Holly would therefore fit into the 3-6 month range (at 25” she would have some room to spare). As this is a UK brand I found a UK growth chart to compare at The Royal College of Paediatrics and Child Health website. On this chart Tesco’s range just fits the 3-6 months on height (this chart states the average at 6 months is 66cm) on weight (the average weight at 6 months being 7.25kg). Therefore Tesco sizes prove to be slightly on the larger side than the average growth chart shows.

It seems there are many discrepancies on sizes store to store and indeed country to country. Much of this is due to the fact that, like adults, babies come in all shapes and sizes meaning that there is no real rules on guidelines for their clothes. So how does a parent find the right size for their baby without a lot of trial and error and inevitable refunds and exchanges?
After much trawling around I came across this fantastic website called Sizetracker. You input your child’s age, sex, height, weight, waist and head size and select the brand you require (it even has some UK brands like George @ Asda) and it tells you what size your baby will fit. For example at Gymboree, another store where the clothes always seemed on the small side, it informs me Holly would be in 6-9 months, whilst at Guess Kids she is in 3-6 months. Whilst this may not be practical when you are in a shop and not sure what size to buy, it is a helpful tool if you can plan ahead.
The best advice for any new parent I can give is to find a brand you like, that wears well and, of course, fits your baby and stick with it. My personal favourite is Carter’s. They had a wide range of items in brilliant colors and designs, they fit Holly for a reasonable length of time and aren’t too painful on the wallet. And when she is growing out of one size, I have an excuse to shop, with the reassurance that what I buy will fit her. This way life is a lot easier without all this guesswork! Although of course having to return something just means I have to go back to the mall – any excuse for a shopping trip….

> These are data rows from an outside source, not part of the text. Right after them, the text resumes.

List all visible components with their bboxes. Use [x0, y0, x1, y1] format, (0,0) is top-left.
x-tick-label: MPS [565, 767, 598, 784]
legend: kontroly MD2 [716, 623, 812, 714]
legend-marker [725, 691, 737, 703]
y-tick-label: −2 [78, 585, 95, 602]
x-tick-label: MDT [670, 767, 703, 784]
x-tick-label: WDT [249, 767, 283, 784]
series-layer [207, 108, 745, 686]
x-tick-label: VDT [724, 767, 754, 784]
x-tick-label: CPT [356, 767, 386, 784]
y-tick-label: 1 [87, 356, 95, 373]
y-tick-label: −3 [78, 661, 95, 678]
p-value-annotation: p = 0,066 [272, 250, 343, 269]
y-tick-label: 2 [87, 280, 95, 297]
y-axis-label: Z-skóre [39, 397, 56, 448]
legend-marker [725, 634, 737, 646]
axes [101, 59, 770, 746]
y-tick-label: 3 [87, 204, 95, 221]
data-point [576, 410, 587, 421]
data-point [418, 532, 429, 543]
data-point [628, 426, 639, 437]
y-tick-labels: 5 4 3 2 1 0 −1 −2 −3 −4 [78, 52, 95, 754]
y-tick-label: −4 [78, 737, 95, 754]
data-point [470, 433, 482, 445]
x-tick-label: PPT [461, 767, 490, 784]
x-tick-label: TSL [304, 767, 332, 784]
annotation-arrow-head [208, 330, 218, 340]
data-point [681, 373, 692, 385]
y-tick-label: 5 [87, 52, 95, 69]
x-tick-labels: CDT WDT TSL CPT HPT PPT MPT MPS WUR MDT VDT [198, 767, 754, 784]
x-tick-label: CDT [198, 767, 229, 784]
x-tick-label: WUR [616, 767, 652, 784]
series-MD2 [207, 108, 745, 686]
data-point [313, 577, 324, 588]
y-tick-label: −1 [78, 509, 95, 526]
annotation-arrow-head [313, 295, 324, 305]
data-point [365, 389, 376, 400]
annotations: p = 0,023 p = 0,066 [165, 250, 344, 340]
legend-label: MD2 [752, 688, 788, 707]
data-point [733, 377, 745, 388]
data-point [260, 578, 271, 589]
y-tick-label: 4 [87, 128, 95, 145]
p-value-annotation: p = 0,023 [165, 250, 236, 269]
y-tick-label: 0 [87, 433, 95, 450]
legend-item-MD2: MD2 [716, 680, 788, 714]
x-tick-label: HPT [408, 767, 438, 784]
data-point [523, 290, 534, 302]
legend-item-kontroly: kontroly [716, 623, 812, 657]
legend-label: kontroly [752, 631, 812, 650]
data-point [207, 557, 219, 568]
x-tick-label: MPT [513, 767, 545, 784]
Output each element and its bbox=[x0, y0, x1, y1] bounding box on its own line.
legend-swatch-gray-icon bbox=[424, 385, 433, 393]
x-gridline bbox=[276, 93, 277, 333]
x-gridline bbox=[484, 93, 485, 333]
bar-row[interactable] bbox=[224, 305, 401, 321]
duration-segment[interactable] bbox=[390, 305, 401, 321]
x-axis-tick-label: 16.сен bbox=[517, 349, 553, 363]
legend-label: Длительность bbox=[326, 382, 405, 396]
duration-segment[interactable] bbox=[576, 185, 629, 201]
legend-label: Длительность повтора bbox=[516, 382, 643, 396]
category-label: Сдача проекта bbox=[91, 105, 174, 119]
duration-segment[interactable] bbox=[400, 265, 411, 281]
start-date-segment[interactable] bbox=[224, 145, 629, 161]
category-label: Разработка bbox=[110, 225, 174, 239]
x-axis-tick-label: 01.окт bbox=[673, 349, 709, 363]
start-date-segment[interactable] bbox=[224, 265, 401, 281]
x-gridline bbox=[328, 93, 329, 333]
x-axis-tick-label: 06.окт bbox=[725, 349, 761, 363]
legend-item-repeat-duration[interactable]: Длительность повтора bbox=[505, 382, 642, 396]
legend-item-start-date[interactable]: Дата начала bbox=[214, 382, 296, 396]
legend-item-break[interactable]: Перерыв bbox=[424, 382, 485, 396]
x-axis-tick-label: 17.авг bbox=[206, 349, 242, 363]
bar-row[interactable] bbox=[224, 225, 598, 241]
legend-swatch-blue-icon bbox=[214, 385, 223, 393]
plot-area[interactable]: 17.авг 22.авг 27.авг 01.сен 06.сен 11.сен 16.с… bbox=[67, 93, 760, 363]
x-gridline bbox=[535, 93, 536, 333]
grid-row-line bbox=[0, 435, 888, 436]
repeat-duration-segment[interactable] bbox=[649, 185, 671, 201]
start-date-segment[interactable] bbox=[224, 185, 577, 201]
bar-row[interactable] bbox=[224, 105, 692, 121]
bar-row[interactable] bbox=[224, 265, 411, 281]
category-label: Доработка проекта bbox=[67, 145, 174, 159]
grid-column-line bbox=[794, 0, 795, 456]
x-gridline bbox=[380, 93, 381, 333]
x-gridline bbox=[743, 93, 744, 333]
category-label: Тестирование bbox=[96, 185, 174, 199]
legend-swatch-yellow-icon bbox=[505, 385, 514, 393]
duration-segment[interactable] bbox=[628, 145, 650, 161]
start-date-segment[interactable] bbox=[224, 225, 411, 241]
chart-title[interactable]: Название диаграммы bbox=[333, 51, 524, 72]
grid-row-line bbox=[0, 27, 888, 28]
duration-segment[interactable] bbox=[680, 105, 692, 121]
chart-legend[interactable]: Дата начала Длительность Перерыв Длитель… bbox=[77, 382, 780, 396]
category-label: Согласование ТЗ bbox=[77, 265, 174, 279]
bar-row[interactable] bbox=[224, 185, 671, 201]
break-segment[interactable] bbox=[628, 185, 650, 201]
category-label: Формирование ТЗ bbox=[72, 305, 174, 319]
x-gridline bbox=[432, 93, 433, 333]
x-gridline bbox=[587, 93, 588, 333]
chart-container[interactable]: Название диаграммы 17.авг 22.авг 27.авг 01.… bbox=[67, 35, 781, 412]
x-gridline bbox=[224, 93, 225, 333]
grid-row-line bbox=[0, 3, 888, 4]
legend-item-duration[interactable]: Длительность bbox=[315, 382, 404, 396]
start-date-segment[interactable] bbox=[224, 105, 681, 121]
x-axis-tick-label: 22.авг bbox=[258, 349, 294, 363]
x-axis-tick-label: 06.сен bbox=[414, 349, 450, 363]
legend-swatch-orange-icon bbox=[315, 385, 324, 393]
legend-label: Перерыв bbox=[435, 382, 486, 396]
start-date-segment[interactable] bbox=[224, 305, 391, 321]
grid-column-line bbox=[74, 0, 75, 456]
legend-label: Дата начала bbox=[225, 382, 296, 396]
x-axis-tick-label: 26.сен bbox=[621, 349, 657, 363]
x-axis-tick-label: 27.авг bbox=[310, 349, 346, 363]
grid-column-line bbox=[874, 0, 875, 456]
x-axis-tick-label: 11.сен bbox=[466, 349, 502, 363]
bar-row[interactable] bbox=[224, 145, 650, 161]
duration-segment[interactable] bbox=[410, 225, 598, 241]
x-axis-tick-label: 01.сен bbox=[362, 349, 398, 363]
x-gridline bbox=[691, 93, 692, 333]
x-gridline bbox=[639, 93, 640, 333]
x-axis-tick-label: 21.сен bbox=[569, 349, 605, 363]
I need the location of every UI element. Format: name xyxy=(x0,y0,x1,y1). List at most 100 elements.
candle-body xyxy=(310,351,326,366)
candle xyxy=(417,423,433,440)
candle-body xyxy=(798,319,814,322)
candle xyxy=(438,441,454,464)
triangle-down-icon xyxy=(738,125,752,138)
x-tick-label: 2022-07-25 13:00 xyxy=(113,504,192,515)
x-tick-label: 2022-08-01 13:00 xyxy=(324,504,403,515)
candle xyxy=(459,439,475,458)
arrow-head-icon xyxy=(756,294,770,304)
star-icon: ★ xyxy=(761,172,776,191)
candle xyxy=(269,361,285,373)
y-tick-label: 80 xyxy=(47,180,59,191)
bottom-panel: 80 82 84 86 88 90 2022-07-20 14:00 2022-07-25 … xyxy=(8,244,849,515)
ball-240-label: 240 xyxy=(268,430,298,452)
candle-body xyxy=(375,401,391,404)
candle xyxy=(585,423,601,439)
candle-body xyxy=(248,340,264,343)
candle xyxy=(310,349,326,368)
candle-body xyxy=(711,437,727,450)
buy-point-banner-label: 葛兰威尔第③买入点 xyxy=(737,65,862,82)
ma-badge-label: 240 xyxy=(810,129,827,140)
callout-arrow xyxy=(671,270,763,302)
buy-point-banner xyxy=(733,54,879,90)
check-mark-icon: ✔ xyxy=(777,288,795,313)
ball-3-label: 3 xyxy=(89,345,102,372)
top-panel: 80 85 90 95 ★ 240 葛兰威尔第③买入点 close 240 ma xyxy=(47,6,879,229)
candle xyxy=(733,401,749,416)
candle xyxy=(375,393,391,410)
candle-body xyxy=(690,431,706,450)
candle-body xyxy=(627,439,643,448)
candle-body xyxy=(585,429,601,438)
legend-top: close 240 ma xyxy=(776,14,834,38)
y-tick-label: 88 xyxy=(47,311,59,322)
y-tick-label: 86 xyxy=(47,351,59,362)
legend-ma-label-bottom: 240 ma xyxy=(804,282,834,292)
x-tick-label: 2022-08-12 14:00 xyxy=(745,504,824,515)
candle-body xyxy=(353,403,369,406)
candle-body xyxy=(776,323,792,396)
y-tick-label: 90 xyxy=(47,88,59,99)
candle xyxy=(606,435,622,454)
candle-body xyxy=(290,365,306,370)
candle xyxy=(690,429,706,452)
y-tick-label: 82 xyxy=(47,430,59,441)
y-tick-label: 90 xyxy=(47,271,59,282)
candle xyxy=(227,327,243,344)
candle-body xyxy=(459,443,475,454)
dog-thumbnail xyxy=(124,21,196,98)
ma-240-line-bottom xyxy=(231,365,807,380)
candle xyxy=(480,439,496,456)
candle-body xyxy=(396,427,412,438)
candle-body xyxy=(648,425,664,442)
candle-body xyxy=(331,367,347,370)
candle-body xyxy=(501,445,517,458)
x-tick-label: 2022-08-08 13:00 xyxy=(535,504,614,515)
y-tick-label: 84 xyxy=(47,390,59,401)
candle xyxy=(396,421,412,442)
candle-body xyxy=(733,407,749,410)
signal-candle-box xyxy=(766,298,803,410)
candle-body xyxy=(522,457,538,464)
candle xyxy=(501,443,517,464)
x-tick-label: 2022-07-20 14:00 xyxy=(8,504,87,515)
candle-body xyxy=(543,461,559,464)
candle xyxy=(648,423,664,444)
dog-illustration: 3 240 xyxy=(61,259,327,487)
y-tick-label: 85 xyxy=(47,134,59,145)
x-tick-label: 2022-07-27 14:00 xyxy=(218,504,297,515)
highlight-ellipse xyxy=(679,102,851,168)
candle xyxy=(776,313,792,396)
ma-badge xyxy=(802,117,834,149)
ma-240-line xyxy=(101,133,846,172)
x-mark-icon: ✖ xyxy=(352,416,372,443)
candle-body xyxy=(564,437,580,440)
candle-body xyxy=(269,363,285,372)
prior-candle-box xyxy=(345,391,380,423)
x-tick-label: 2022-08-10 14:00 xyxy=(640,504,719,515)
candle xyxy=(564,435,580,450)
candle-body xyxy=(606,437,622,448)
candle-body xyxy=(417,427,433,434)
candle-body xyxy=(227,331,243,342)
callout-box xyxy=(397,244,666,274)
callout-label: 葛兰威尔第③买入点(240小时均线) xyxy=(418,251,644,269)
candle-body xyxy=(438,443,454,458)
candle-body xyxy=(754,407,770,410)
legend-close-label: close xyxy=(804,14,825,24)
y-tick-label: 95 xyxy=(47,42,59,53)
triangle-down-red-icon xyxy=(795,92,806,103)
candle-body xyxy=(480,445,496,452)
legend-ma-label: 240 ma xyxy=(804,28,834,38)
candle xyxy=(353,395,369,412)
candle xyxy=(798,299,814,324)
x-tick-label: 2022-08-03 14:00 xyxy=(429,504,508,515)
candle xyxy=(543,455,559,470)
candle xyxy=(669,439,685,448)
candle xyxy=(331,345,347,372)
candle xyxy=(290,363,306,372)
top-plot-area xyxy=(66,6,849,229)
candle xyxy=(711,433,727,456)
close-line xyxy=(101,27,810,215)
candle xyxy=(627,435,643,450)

2 thoughts on “Why Are Children’s Clothes Sizes All So Different?

  1. This is good info for new mothers. I used to just take their age/months or years and go up 1 size. lol
    Isn't Carters at TJ Maxx for about 1/4 the price?
    My grandaughter turned 8 in Dec. and she comes up to my 6ft. son's shoulder! We buy her size 14!
    So you never know.

  2. Hi Lisa – thank you for writing about SizeTracker. Hopefully, our Size Chart Calculator is useful to you. If there's anything we've learned, it's that the age on the label almost never matches to a child's age or to the growth charts. Brands use their own unique sizing to reflect the measurements of their core customer base – that means that sizes will vary from brand to brand. That's why we developed SizeTracker.

    Since you have a UK interest, please note that our calculator does auto size conversion – you can enter the measurements that you are most comfortable with (metric or not) and we will find the local size with your needing to convert those measurements.

    Please let me know if I can answer questions.